Perasaan Hernika benar-benar cemas. Ia benar-benar takut sesuatu telah terjadi dengan ibu dan adiknya.


Hernika masih bersembunyi di rerimbunan bambu, hingga saat orang-orang itu pergi, Hernika masih menunggu, ia berusaha menjaga keberadaannya agar tetap aman dari orang-orang tak dikenal itu.


”Ya Allah,” desahnya cemas. Setelah merasa suasana sudah aman, Iapun bangkit dan dengan mengendap melangkah menuju gubuknya. Tapi sebelum kakinya benar-benar sampai di pintu gubuk, tiba-tiba sesuatu menubruk kakinya dan membuatnya terjatuh di tanah. Hernika meringis kesakitan tapi segera saja ia bangkit dan meraba-raba sesuatu yang membuatnya terjatuh tadi.


Hernika terkejut. Tangannya tiba-tiba seperti menyentuh sesuatu yang mirip kepala bocah kecil. Nafas Hernika terengah-engah. Jantungnya berdegup semakin kencang. Saat itulah dia ingat pernah menyimpan pematik api di dalam saku bajunya. Segera saja ia mengambilnya dan mulai menyalakannya.

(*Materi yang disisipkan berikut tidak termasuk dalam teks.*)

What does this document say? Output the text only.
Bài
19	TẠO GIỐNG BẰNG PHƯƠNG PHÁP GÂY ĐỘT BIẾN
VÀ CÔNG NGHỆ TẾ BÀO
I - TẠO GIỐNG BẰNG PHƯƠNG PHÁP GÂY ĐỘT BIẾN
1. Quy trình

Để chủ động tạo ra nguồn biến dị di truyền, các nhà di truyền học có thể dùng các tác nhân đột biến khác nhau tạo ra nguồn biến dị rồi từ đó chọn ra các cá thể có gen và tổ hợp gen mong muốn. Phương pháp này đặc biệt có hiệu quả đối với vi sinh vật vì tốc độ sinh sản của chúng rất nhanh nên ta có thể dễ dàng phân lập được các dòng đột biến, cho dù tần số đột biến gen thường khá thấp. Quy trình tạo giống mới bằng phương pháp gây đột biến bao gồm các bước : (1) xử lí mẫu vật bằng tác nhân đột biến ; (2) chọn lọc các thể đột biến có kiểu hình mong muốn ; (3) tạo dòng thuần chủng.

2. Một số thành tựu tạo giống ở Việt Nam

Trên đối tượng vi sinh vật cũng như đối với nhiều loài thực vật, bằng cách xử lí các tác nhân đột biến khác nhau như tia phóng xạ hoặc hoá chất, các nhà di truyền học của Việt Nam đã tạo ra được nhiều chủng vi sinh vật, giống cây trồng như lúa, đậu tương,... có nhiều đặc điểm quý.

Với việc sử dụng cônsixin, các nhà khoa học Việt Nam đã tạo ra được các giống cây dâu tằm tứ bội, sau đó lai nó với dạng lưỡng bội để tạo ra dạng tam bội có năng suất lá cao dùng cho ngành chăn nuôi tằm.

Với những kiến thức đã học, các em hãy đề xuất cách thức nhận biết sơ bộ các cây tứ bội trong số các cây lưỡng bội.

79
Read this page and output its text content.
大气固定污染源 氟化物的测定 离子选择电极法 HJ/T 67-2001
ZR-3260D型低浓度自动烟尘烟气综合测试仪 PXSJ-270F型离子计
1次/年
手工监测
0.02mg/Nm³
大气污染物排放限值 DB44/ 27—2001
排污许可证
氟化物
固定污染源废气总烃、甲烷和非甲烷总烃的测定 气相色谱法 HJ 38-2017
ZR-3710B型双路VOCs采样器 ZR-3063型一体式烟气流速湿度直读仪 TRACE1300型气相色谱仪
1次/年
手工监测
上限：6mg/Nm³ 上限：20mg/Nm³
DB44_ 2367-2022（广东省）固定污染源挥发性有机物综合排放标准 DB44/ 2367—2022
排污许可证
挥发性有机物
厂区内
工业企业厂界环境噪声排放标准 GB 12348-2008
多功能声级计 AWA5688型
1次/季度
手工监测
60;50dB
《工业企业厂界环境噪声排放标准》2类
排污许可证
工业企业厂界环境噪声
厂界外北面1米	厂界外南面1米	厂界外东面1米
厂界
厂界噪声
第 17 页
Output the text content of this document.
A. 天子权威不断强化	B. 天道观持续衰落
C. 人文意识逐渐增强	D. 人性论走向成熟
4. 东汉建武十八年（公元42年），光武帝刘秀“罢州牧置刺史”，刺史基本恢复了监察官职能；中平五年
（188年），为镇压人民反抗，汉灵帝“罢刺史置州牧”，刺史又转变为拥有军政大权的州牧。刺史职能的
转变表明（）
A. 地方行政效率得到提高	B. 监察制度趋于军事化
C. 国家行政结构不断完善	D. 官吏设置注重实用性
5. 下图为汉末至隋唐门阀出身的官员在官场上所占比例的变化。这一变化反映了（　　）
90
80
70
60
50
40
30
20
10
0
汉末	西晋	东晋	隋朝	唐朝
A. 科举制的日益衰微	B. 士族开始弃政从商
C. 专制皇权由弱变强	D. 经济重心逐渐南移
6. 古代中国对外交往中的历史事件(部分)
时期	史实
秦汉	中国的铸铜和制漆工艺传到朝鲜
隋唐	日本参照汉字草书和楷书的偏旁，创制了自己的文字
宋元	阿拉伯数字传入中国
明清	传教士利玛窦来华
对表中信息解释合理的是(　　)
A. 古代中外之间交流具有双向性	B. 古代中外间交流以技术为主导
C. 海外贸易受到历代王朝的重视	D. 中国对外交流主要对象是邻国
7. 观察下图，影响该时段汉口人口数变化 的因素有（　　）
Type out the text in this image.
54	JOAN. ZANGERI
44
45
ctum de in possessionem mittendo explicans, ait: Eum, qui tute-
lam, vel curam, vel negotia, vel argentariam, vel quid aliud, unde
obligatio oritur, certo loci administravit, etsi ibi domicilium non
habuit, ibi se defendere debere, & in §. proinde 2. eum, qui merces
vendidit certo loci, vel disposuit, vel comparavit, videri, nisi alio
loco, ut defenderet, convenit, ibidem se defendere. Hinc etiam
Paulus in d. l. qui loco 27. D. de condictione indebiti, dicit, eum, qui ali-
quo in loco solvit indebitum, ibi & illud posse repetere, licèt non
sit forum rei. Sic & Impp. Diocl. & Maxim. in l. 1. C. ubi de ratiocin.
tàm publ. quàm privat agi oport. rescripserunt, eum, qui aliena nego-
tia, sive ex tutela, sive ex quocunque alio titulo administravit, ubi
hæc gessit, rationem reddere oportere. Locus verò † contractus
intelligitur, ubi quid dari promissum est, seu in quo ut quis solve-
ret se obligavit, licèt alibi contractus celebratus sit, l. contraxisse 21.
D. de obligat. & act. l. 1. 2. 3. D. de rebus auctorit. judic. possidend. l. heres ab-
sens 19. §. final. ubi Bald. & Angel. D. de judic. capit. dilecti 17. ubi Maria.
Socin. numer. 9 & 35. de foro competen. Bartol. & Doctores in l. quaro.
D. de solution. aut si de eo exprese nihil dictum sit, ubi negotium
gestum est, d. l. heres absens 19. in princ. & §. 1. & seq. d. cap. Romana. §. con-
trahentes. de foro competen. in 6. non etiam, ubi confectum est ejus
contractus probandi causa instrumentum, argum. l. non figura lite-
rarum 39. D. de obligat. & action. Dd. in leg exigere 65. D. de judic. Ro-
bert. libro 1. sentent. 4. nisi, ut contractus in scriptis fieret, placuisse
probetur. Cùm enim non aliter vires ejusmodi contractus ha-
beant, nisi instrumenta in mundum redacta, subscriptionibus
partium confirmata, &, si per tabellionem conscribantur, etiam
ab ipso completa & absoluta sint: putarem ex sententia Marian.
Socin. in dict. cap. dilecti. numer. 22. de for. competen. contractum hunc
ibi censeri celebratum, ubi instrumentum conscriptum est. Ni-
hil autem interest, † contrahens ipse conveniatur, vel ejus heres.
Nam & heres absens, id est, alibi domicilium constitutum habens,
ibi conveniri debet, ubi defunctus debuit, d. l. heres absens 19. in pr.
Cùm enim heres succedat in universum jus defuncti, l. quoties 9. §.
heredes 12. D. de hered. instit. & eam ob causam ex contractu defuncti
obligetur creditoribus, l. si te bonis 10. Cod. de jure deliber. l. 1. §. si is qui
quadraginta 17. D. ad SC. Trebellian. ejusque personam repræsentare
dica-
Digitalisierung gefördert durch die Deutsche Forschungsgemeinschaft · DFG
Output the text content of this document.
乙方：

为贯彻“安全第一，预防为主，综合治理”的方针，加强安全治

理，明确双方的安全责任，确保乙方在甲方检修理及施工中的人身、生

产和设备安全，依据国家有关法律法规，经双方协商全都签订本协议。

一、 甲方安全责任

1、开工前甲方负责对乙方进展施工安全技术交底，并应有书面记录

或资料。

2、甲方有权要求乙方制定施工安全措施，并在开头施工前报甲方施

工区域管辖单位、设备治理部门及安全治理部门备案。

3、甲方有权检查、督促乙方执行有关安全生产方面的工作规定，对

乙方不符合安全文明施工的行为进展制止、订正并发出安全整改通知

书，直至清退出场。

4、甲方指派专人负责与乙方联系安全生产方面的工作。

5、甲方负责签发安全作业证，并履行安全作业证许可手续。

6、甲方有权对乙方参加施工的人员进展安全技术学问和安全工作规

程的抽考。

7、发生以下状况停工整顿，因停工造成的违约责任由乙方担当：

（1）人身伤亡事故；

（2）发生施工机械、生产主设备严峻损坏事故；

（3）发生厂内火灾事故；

Nyala api dari pematik api perlahan mulai mengusir kegelapan malam. Bersamaan dengan itu terdengar Tarhim mengumandang dari kejauhan. Mata Hernika awas dan tak berkedip memandang sesuatu di depannya. Seorang anak laki-laki kecil terlihat membelalak tertimpa cahaya dari pemantik api. Hernika semakin mendekat. Penasaran dan cemas ia tatap dalam-dalam tubuh di depannya. Tak jauh dari anak laki-laki itu, wajah seorang perempuan tua yang bersimbah darah mulai terlihat jelas di depannya. Hernika merasakan lidahnya menjadi kelu, tenggorokannya kering dan tak bisa mengucapkan apa-apa selain menggeleng dalam isak tangis.


Tubuh Hernika menjadi lemas dan terhempas lemah dipagar gubuk. Air matanya semakin deras mengalir membasahi bajunya. Terus menggeleng tanpa kata dan suara .


Hernika memegang dadanya lalu meremasnya kuat. Rasa sakit yang tiba-tiba menyerang dadanya membuatnya jatuh dan terlempar jauh ke dalam gubuk. Dengan cepat api merambat melalap pakaian yang dikenakan Hernika. Semakin membesar hingga tubuh Hernikapun habis di lalapnya.